Here's the deal with timezones.
vBulletin doesn't correct for timezone changes. This means there are two ways to work around it, and both are incorrect.
1) Set system time to local (EST/PST, whatever) and tell vbulletin that system time is always -5, -8, or whatever. This fixes U.S. DST-abiding locations, as system time is automatically corrected for local DST effects, but when DST (daylight savings time) goes away soon, but has serious drawbacks. Anyone with a user timezone set to GMT will have timestamps off by an hour during the summer and fall. Anyone in the few U.S. locations that don't use DST will have similar problems, and anyone outside the U.S. in a location that doesn't abide by North American DST changes will have similar problems.
2) Set system time to GMT. Since vbulletin only handles static offsets (-5, -8, etc.), when DST changes, times for people in DST zones will be off by an hour.
I consider 2 to be better than 1, but if there's a concensus that nobody cares about correctness and the only thing that's important is unobtrusive correct time for most Americans, I can change it back.

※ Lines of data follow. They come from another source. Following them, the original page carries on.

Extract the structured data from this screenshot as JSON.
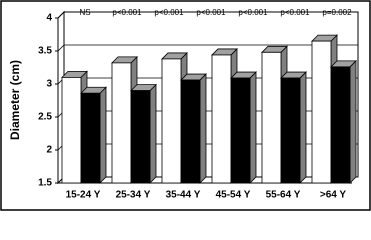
{
  "chart_data": {
    "type": "bar",
    "y_label": "Diameter (cm)",
    "categories": [
      "15-24 Y",
      "25-34 Y",
      "35-44 Y",
      "45-54 Y",
      "55-64 Y",
      ">64 Y"
    ],
    "annotations": [
      "NS",
      "p<0.001",
      "p<0.001",
      "p<0.001",
      "p<0.001",
      "p<0.001",
      "p=0.002"
    ],
    "series": [
      {
        "color": "#ffffff",
        "values": [
          3.1,
          3.32,
          3.38,
          3.44,
          3.48,
          3.65
        ]
      },
      {
        "color": "#000000",
        "values": [
          2.86,
          2.9,
          3.06,
          3.09,
          3.09,
          3.26
        ]
      }
    ],
    "ylim": [
      1.5,
      4
    ],
    "yticks": [
      1.5,
      2,
      2.5,
      3,
      3.5,
      4
    ],
    "grid": true
  }
}
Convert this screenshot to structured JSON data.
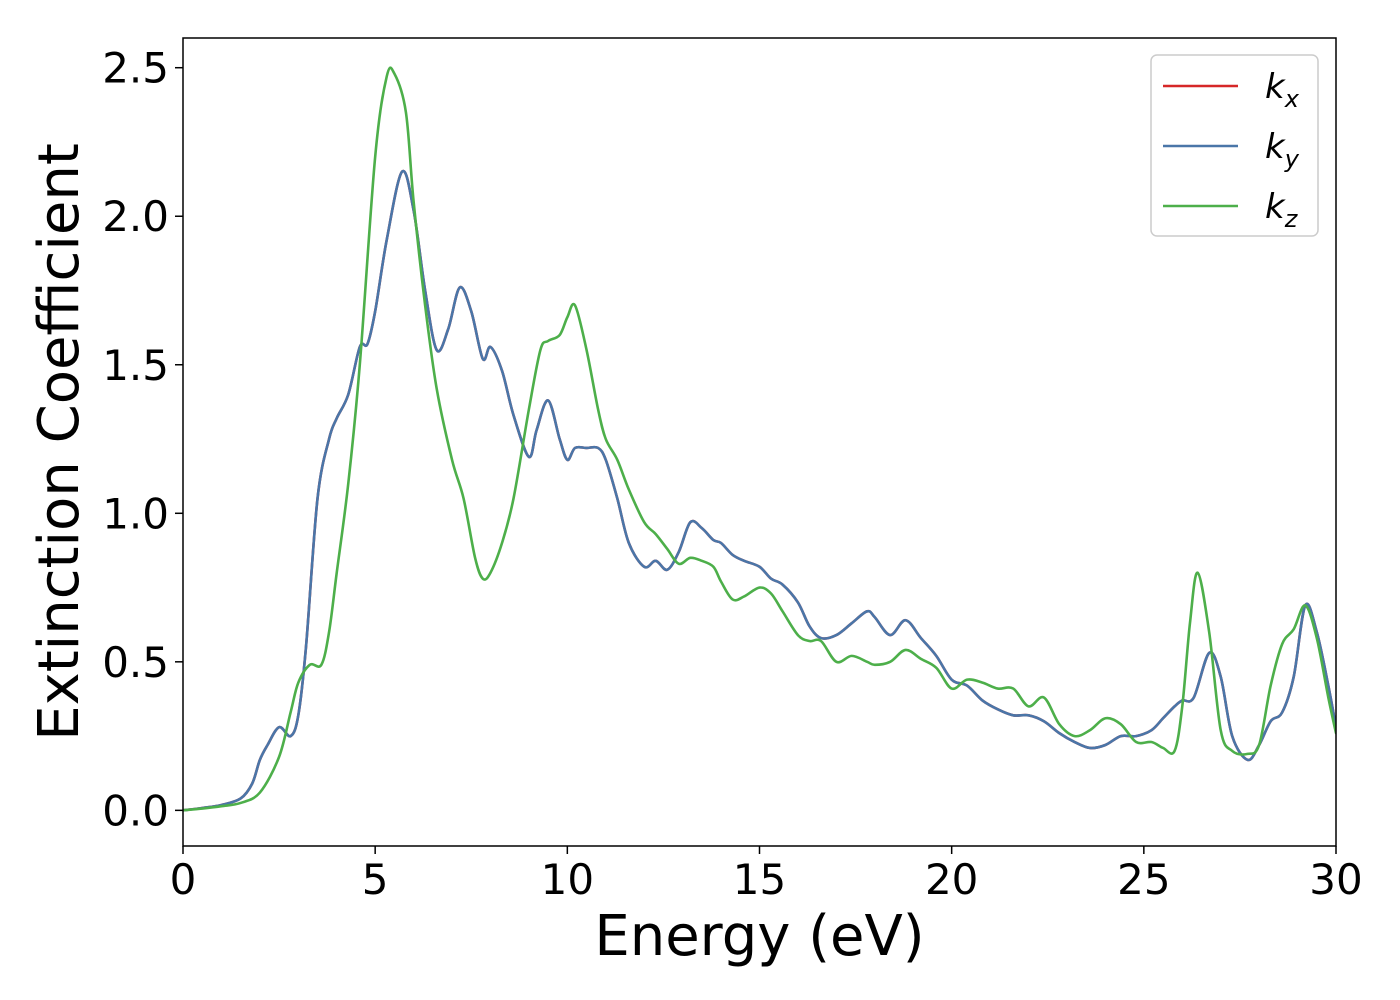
{
  "chart_data": {
    "type": "line",
    "xlabel": "Energy (eV)",
    "ylabel": "Extinction Coefficient",
    "xlim": [
      0,
      30
    ],
    "ylim": [
      -0.12,
      2.6
    ],
    "xticks": [
      "0",
      "5",
      "10",
      "15",
      "20",
      "25",
      "30"
    ],
    "yticks": [
      "0.0",
      "0.5",
      "1.0",
      "1.5",
      "2.0",
      "2.5"
    ],
    "grid": false,
    "legend_position": "top-right",
    "series": [
      {
        "name": "k_x",
        "legend_base": "k",
        "legend_sub": "x",
        "color": "#d62728",
        "x": [
          0,
          0.5,
          1.0,
          1.5,
          1.8,
          2.0,
          2.2,
          2.5,
          2.8,
          3.0,
          3.2,
          3.5,
          3.8,
          4.0,
          4.3,
          4.6,
          4.8,
          5.0,
          5.3,
          5.7,
          6.0,
          6.3,
          6.6,
          6.9,
          7.2,
          7.5,
          7.8,
          8.0,
          8.3,
          8.6,
          9.0,
          9.2,
          9.5,
          9.8,
          10.0,
          10.2,
          10.5,
          10.8,
          11.0,
          11.3,
          11.6,
          12.0,
          12.3,
          12.6,
          12.9,
          13.2,
          13.5,
          13.8,
          14.0,
          14.3,
          14.6,
          15.0,
          15.3,
          15.6,
          16.0,
          16.3,
          16.6,
          17.0,
          17.4,
          17.8,
          18.0,
          18.4,
          18.8,
          19.2,
          19.6,
          20.0,
          20.4,
          20.8,
          21.2,
          21.6,
          22.0,
          22.4,
          22.8,
          23.2,
          23.6,
          24.0,
          24.4,
          24.8,
          25.2,
          25.5,
          25.8,
          26.0,
          26.3,
          26.7,
          27.0,
          27.3,
          27.7,
          28.0,
          28.3,
          28.6,
          28.9,
          29.2,
          29.5,
          29.8,
          30.0
        ],
        "y": [
          0.0,
          0.008,
          0.018,
          0.04,
          0.09,
          0.17,
          0.22,
          0.28,
          0.25,
          0.32,
          0.55,
          1.05,
          1.25,
          1.32,
          1.4,
          1.56,
          1.57,
          1.68,
          1.92,
          2.15,
          2.02,
          1.75,
          1.55,
          1.62,
          1.76,
          1.68,
          1.52,
          1.56,
          1.48,
          1.33,
          1.19,
          1.28,
          1.38,
          1.25,
          1.18,
          1.22,
          1.22,
          1.22,
          1.18,
          1.05,
          0.9,
          0.82,
          0.84,
          0.81,
          0.87,
          0.97,
          0.95,
          0.91,
          0.9,
          0.86,
          0.84,
          0.82,
          0.78,
          0.76,
          0.7,
          0.62,
          0.58,
          0.59,
          0.63,
          0.67,
          0.65,
          0.59,
          0.64,
          0.58,
          0.52,
          0.44,
          0.42,
          0.37,
          0.34,
          0.32,
          0.32,
          0.3,
          0.26,
          0.23,
          0.21,
          0.22,
          0.25,
          0.25,
          0.27,
          0.31,
          0.35,
          0.37,
          0.38,
          0.53,
          0.45,
          0.25,
          0.17,
          0.22,
          0.3,
          0.33,
          0.45,
          0.69,
          0.6,
          0.42,
          0.28
        ]
      },
      {
        "name": "k_y",
        "legend_base": "k",
        "legend_sub": "y",
        "color": "#4a76a8",
        "x": [
          0,
          0.5,
          1.0,
          1.5,
          1.8,
          2.0,
          2.2,
          2.5,
          2.8,
          3.0,
          3.2,
          3.5,
          3.8,
          4.0,
          4.3,
          4.6,
          4.8,
          5.0,
          5.3,
          5.7,
          6.0,
          6.3,
          6.6,
          6.9,
          7.2,
          7.5,
          7.8,
          8.0,
          8.3,
          8.6,
          9.0,
          9.2,
          9.5,
          9.8,
          10.0,
          10.2,
          10.5,
          10.8,
          11.0,
          11.3,
          11.6,
          12.0,
          12.3,
          12.6,
          12.9,
          13.2,
          13.5,
          13.8,
          14.0,
          14.3,
          14.6,
          15.0,
          15.3,
          15.6,
          16.0,
          16.3,
          16.6,
          17.0,
          17.4,
          17.8,
          18.0,
          18.4,
          18.8,
          19.2,
          19.6,
          20.0,
          20.4,
          20.8,
          21.2,
          21.6,
          22.0,
          22.4,
          22.8,
          23.2,
          23.6,
          24.0,
          24.4,
          24.8,
          25.2,
          25.5,
          25.8,
          26.0,
          26.3,
          26.7,
          27.0,
          27.3,
          27.7,
          28.0,
          28.3,
          28.6,
          28.9,
          29.2,
          29.5,
          29.8,
          30.0
        ],
        "y": [
          0.0,
          0.008,
          0.018,
          0.04,
          0.09,
          0.17,
          0.22,
          0.28,
          0.25,
          0.32,
          0.55,
          1.05,
          1.25,
          1.32,
          1.4,
          1.56,
          1.57,
          1.68,
          1.92,
          2.15,
          2.02,
          1.75,
          1.55,
          1.62,
          1.76,
          1.68,
          1.52,
          1.56,
          1.48,
          1.33,
          1.19,
          1.28,
          1.38,
          1.25,
          1.18,
          1.22,
          1.22,
          1.22,
          1.18,
          1.05,
          0.9,
          0.82,
          0.84,
          0.81,
          0.87,
          0.97,
          0.95,
          0.91,
          0.9,
          0.86,
          0.84,
          0.82,
          0.78,
          0.76,
          0.7,
          0.62,
          0.58,
          0.59,
          0.63,
          0.67,
          0.65,
          0.59,
          0.64,
          0.58,
          0.52,
          0.44,
          0.42,
          0.37,
          0.34,
          0.32,
          0.32,
          0.3,
          0.26,
          0.23,
          0.21,
          0.22,
          0.25,
          0.25,
          0.27,
          0.31,
          0.35,
          0.37,
          0.38,
          0.53,
          0.45,
          0.25,
          0.17,
          0.22,
          0.3,
          0.33,
          0.45,
          0.69,
          0.6,
          0.42,
          0.28
        ]
      },
      {
        "name": "k_z",
        "legend_base": "k",
        "legend_sub": "z",
        "color": "#4daf4a",
        "x": [
          0,
          0.5,
          1.0,
          1.5,
          2.0,
          2.5,
          2.8,
          3.0,
          3.3,
          3.6,
          3.8,
          4.0,
          4.3,
          4.6,
          5.0,
          5.3,
          5.5,
          5.8,
          6.0,
          6.3,
          6.6,
          7.0,
          7.3,
          7.6,
          7.8,
          8.0,
          8.3,
          8.6,
          9.0,
          9.3,
          9.5,
          9.8,
          10.0,
          10.2,
          10.5,
          10.8,
          11.0,
          11.3,
          11.6,
          12.0,
          12.3,
          12.6,
          12.9,
          13.2,
          13.5,
          13.8,
          14.0,
          14.3,
          14.6,
          15.0,
          15.3,
          15.6,
          16.0,
          16.3,
          16.6,
          17.0,
          17.4,
          17.8,
          18.0,
          18.4,
          18.8,
          19.2,
          19.6,
          20.0,
          20.4,
          20.8,
          21.2,
          21.6,
          22.0,
          22.4,
          22.8,
          23.2,
          23.6,
          24.0,
          24.4,
          24.8,
          25.2,
          25.5,
          25.8,
          26.0,
          26.2,
          26.4,
          26.7,
          27.0,
          27.3,
          27.7,
          28.0,
          28.3,
          28.6,
          28.9,
          29.2,
          29.5,
          29.8,
          30.0
        ],
        "y": [
          0.0,
          0.006,
          0.014,
          0.025,
          0.06,
          0.18,
          0.33,
          0.43,
          0.49,
          0.49,
          0.6,
          0.8,
          1.1,
          1.5,
          2.2,
          2.47,
          2.48,
          2.35,
          2.05,
          1.7,
          1.42,
          1.18,
          1.05,
          0.85,
          0.78,
          0.8,
          0.9,
          1.05,
          1.35,
          1.55,
          1.58,
          1.6,
          1.66,
          1.7,
          1.55,
          1.35,
          1.25,
          1.18,
          1.08,
          0.97,
          0.93,
          0.88,
          0.83,
          0.85,
          0.84,
          0.82,
          0.77,
          0.71,
          0.72,
          0.75,
          0.73,
          0.67,
          0.59,
          0.57,
          0.57,
          0.5,
          0.52,
          0.5,
          0.49,
          0.5,
          0.54,
          0.51,
          0.48,
          0.41,
          0.44,
          0.43,
          0.41,
          0.41,
          0.35,
          0.38,
          0.29,
          0.25,
          0.27,
          0.31,
          0.29,
          0.23,
          0.23,
          0.21,
          0.2,
          0.35,
          0.63,
          0.8,
          0.6,
          0.27,
          0.2,
          0.19,
          0.22,
          0.42,
          0.56,
          0.61,
          0.69,
          0.58,
          0.38,
          0.26
        ]
      }
    ]
  }
}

Here's my problem. TFL used to use choice 1). I'm a bit psychotic with timezones and wanted my offset to be 0. Unfortunately, that means during the summer TFL time for me was off by an hour. I realize it's a royal pain in the butt to change timezone offsets twice a year, but consider that not everyone, even inside the U.S., uses daylight savings time. Also, DST doesn't apply the same all throughout the continents - think about the effect of imposing North American DST changes on someone in Brazil
"Spring Ahead" doesn't work too well when you're approaching the winter months in South America. If you want to see what a disaster DST is just for Australia and Tasmania, check out
http://www.dstc.qut.edu.au/DST/marg/daylight.html
The only way to fix this disaster is to hack up vbulletin, changing a database field in the process, and creating a zone for each potential combination of timezone and DST observance. And if you don't believe me, go to bladeforums right now and set your timezone offset to GMT. You'll notice it's an hour off.
Right now, for people in Eastern, Central, Mountain, or Pacific timezones, even though the displayed GMT offset is wrong, the time is correct. This was done (after a bit of confusion) to avoid having everyone's time become incorrect during the summer when nobody was likely to connect date changes with the disabling of DST correction. This "feature" will be going away in a week, and the offsets displayed by vbulletin will be universally correct. Until and unless a new vbulletin version has complete timezone functionality or I or someone else gets inspired to fix it, choices 1 and 2 are the only options.